Wednesday, April 3, 2013

Open architecture plan

Blog #4



The open floor plan in architecture has been used for many years to allow for design decisions to not be restricted by structure but who were some of the first architects to start using the open floor plan? Two of the first were Le Corbusier and Mies Van Der Rohe. Each architect would design with different styles but one parallel between the two was the open plan.
Le Corbusier had 5 points of architecture

1 - the pilottis elevating the mass off the ground
2 - the free plan, achieved through the seperation of the load-bearing columns from the walls subdividing the space
3- the free facade, the corollary of the free plan in the vertical plane
4- the long horizontal sliding window
5- the roof garden

Le Corbusiers second point of architecture can be seen in one of his more famous works the Villa Savoy. Where the columns are expressed by removing them from within the wall structure and showing the grid pattern.
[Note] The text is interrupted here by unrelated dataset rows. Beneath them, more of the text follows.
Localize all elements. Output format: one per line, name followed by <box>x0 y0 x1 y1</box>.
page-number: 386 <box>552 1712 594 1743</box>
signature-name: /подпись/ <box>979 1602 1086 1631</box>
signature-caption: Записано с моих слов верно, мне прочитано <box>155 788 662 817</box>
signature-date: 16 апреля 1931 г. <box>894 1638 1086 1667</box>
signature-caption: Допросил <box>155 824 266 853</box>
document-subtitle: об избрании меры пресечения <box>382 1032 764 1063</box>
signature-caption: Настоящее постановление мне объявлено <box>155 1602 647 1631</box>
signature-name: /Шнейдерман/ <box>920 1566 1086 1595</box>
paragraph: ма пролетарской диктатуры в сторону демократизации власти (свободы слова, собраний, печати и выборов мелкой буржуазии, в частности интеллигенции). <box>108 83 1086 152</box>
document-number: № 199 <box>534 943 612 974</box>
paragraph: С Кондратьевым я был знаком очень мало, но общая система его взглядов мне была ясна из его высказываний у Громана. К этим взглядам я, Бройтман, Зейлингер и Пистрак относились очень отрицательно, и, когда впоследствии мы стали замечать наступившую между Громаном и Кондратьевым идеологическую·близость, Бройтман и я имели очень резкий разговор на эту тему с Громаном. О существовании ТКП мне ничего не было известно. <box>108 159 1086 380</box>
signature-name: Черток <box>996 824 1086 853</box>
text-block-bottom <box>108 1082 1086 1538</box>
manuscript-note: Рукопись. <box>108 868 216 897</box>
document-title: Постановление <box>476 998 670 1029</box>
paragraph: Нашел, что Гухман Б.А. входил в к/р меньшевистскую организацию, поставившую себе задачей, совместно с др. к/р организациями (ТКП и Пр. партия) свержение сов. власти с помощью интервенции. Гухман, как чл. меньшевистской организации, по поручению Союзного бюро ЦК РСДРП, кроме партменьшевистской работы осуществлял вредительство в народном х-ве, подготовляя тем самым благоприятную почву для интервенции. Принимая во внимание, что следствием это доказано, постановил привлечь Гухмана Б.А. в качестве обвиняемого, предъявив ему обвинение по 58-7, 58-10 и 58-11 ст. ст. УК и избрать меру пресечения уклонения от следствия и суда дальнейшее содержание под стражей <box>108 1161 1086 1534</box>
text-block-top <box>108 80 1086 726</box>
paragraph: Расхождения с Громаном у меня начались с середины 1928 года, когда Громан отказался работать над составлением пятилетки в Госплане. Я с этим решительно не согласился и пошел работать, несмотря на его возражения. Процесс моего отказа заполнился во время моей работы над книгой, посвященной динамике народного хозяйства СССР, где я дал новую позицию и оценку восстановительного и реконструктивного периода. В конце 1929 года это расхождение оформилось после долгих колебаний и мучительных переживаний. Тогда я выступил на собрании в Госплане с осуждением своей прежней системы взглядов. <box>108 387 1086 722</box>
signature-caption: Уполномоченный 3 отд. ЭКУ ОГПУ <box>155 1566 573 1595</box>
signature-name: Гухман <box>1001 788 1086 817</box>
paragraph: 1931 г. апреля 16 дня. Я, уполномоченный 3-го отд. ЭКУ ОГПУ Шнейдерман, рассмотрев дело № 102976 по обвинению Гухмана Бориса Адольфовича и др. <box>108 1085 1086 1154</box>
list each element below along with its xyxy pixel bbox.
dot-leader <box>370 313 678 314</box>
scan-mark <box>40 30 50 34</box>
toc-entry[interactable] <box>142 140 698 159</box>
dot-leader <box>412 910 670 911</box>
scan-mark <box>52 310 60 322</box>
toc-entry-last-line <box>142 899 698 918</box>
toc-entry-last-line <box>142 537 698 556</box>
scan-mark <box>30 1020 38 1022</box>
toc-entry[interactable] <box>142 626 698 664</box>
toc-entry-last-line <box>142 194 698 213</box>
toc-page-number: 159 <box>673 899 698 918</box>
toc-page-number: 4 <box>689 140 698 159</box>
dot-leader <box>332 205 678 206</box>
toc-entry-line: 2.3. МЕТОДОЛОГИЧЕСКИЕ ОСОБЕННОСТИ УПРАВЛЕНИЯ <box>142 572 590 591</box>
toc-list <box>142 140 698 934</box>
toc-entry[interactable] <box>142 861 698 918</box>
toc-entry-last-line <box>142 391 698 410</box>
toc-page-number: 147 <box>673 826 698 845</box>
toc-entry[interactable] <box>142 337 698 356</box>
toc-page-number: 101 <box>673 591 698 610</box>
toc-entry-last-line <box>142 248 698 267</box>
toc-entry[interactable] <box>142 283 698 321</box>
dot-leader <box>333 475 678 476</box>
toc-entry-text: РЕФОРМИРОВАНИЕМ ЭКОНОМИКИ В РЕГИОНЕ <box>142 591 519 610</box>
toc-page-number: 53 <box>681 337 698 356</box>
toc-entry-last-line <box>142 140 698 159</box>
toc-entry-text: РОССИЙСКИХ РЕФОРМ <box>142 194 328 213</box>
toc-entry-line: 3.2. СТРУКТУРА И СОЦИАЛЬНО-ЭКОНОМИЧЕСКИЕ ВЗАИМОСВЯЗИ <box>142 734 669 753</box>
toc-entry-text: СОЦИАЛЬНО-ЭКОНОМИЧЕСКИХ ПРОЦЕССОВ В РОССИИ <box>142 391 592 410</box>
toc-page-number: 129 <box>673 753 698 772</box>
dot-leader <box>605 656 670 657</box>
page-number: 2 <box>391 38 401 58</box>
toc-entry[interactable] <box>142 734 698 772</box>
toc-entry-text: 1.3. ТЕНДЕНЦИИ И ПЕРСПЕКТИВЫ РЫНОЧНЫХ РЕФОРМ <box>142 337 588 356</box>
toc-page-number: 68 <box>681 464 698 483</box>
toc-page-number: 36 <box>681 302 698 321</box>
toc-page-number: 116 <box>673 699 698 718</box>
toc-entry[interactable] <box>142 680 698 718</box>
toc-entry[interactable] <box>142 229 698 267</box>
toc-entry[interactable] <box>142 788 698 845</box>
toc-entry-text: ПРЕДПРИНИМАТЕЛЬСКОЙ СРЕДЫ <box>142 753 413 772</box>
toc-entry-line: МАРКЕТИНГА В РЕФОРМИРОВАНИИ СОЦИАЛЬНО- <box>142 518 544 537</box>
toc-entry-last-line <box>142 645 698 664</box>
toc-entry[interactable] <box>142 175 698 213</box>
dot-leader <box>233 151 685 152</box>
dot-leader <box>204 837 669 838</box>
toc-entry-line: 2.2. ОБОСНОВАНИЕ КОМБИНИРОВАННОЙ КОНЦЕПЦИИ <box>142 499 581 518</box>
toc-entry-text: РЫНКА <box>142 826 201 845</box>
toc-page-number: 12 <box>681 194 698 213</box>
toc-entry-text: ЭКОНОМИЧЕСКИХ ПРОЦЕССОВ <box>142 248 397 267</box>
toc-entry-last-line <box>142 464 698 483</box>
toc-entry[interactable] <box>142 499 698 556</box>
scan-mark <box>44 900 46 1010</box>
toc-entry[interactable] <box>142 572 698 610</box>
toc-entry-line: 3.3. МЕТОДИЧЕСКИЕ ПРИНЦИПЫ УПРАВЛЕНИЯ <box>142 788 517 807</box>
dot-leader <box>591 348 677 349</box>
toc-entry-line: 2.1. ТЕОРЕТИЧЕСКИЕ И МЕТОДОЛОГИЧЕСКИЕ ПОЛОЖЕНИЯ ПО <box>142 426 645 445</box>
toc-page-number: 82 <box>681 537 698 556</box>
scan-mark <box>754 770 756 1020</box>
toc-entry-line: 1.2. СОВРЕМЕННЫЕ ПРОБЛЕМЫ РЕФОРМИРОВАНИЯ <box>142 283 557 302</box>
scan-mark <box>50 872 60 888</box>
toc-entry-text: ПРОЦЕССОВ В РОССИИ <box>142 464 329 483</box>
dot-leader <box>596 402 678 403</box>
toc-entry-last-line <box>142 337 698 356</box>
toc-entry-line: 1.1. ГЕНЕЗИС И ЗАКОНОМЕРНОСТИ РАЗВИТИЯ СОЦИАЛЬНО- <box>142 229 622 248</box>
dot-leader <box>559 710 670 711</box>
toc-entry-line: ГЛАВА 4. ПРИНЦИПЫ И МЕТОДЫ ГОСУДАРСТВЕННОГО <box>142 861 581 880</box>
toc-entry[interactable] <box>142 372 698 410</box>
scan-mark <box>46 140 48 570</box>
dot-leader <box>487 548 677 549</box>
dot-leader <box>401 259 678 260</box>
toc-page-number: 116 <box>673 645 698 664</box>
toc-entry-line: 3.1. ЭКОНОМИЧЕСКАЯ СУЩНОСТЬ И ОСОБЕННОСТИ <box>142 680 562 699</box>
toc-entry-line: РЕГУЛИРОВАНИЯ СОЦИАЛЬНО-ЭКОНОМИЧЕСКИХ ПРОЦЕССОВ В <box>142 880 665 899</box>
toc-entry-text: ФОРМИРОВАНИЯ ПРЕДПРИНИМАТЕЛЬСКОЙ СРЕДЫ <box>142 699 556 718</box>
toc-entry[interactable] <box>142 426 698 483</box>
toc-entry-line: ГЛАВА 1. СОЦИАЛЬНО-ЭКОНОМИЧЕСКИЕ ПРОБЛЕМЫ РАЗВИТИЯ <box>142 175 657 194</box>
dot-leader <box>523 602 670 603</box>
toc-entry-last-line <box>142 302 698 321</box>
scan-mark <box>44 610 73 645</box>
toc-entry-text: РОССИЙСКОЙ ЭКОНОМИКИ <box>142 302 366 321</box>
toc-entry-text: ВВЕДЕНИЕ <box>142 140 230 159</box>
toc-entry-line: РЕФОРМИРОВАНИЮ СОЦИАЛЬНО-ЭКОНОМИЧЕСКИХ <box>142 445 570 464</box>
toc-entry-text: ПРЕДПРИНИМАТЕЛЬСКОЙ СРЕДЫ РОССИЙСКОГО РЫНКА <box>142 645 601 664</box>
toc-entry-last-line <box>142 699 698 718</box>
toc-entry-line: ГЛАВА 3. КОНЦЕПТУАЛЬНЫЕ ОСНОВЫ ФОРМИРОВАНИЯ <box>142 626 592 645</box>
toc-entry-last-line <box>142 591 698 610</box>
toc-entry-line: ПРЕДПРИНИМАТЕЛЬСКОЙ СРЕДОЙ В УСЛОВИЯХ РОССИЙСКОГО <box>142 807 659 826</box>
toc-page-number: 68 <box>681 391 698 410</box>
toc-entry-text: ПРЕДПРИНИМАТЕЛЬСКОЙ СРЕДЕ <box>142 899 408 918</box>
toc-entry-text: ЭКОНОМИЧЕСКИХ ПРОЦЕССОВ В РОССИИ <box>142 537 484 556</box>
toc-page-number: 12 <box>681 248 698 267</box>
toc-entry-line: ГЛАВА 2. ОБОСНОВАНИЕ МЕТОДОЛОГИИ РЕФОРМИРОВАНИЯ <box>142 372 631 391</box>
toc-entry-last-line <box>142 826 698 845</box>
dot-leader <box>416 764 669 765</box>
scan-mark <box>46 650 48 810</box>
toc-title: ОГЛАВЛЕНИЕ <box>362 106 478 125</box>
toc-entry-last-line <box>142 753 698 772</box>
With the structural support taken out of the wall system it opens the facade up for horizontal fenestrations. When looking at the structure in plan the columns continue the grid pattern while the form has a combination of curves and orthogonal lines. This would not of been possible without the open rectilinear column grid system.

Villa Savoy Floor Plan

Villa Savoy

Like Le Corbusier, Mies Van Der Rohe also experimented with the open floor plan but took a different approach. He tried to use the structure and give the illusion of the building being suspended from the ground. A good example of this is the Farnsworth house designed in 1951. The Farnsworth house has the structure exposed on the exterior of the facade, leaving the floor plan open from any load bearing walls on the interior or exterior. The floor plane is suspended above the ground plane to give the illusion of a suspended building. The exterior structure and open facade also allows for large fenestrations in the exterior facade. Mies Van Der Rohe capitalized on this in the Farnsworth house to give the appeal of the transparent facade and being able to look though the building as if it is not there.